Problem: Hydraulic Pistons

A 50 mm pipe is connected to a 500 mm cylinder, with water between pistons. If a force of 90 N is applied to the small piston, determine the pressure needed in a third 50 mm pipe to maintain equilibrium.

Question 9

Problem: Differential Manometer Between Two Pipe Sections

Two horizontal pipes at the same elevation carry water and are connected by a mercury-filled U-tube differential manometer. Point A is 0.60 m above the left mercury meniscus and point B is 0.30 m above the right mercury meniscus. The mercury deflection between the two legs is 0.25 m (left leg lower). Mercury SG = 13.6. Determine the pressure difference $p_A - p_B$ in kPa.

Question 10

Problem: Three-Fluid Manometer — Pipe to Atmosphere

A manometer connects a pressurized pipe carrying oil (SG = 0.90) to the open atmosphere. The oil in the left leg stands 1.20 m above the mercury surface in the left leg. A mercury column 0.55 m tall separates the left and right legs. Water occupies the right leg from the mercury surface to the open top, 0.40 m above the mercury.
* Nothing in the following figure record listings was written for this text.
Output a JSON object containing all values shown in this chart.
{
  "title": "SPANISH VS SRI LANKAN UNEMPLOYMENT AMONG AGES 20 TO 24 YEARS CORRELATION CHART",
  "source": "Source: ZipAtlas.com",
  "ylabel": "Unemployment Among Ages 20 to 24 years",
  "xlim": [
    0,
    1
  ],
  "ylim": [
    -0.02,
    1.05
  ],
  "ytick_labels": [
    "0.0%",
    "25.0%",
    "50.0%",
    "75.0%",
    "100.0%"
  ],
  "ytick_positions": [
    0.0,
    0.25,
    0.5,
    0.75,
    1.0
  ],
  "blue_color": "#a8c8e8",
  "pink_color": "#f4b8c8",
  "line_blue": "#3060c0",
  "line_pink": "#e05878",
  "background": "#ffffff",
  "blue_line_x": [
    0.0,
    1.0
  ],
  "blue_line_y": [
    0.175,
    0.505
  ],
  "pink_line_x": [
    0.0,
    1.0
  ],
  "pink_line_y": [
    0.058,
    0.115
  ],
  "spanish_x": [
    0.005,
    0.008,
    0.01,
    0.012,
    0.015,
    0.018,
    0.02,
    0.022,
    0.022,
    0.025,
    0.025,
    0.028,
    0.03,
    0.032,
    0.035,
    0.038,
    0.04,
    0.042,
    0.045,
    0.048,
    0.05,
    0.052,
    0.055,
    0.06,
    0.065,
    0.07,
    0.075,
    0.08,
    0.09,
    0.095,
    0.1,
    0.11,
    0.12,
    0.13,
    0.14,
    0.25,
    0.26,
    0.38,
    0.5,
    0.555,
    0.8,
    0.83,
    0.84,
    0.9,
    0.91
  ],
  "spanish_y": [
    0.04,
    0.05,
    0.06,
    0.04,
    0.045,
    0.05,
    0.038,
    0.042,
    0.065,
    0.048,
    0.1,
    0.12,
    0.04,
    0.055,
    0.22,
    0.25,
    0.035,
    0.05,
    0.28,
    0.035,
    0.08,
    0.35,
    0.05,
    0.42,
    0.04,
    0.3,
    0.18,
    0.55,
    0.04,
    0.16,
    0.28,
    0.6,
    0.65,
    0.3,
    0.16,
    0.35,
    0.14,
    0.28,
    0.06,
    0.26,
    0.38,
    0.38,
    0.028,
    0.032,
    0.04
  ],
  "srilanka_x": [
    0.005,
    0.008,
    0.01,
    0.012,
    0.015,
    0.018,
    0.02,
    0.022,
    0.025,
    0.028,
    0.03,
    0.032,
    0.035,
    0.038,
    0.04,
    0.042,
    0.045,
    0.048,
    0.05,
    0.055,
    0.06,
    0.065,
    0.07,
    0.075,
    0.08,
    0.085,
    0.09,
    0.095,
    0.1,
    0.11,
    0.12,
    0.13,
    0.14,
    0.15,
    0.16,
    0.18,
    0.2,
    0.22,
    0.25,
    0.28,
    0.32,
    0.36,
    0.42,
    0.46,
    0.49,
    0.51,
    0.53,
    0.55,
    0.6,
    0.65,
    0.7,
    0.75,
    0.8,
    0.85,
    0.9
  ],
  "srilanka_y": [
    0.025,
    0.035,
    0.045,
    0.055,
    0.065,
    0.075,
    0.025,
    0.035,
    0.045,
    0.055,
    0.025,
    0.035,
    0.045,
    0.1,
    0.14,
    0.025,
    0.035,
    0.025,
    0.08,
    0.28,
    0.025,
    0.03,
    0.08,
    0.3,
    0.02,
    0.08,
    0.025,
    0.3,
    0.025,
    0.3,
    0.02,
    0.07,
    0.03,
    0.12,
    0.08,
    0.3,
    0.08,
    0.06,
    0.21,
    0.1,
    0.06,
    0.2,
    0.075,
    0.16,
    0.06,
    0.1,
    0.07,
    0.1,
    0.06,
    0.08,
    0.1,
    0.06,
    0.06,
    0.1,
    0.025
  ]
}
Determine the gage pressure at the oil pipe connection point A in kPa.

Question 11

Problem: Barometric Pressure at Altitude

A mercury barometer reads 760 mm at sea level. The unit weight of air is taken as 12 N/m³ (assumed constant) and of mercury as 133,420 N/m³. Estimate the expected barometric reading in mm of mercury at an elevation of 1800 m above sea level.

Question 12

Problem: U-Tube Manometer on a Pressurized Pipe — Absolute Pressure

A pipe carries water under pressure. A simple U-tube mercury manometer is connected at point A, which is 1.50 m above a datum. The mercury in the left leg (connected to pipe) is 0.40 m below point A. The mercury column in the right (open) leg is 0.30 m higher than in the left leg. Atmospheric pressure is 101.3 kPa. Find the absolute pressure at point A.

Question 13

Problem: Hydraulic Press with Unequal Pistons

A hydraulic press has a small piston of diameter 30 mm and a large piston of diameter 200 mm. Both pistons are at the same horizontal level and connected by oil (SG = 0.90). A load of 15 kN is placed on the large piston. Find: (a) the oil pressure in kPa, (b) the force required on the small piston to maintain equilibrium, and (c) the mechanical advantage of the system.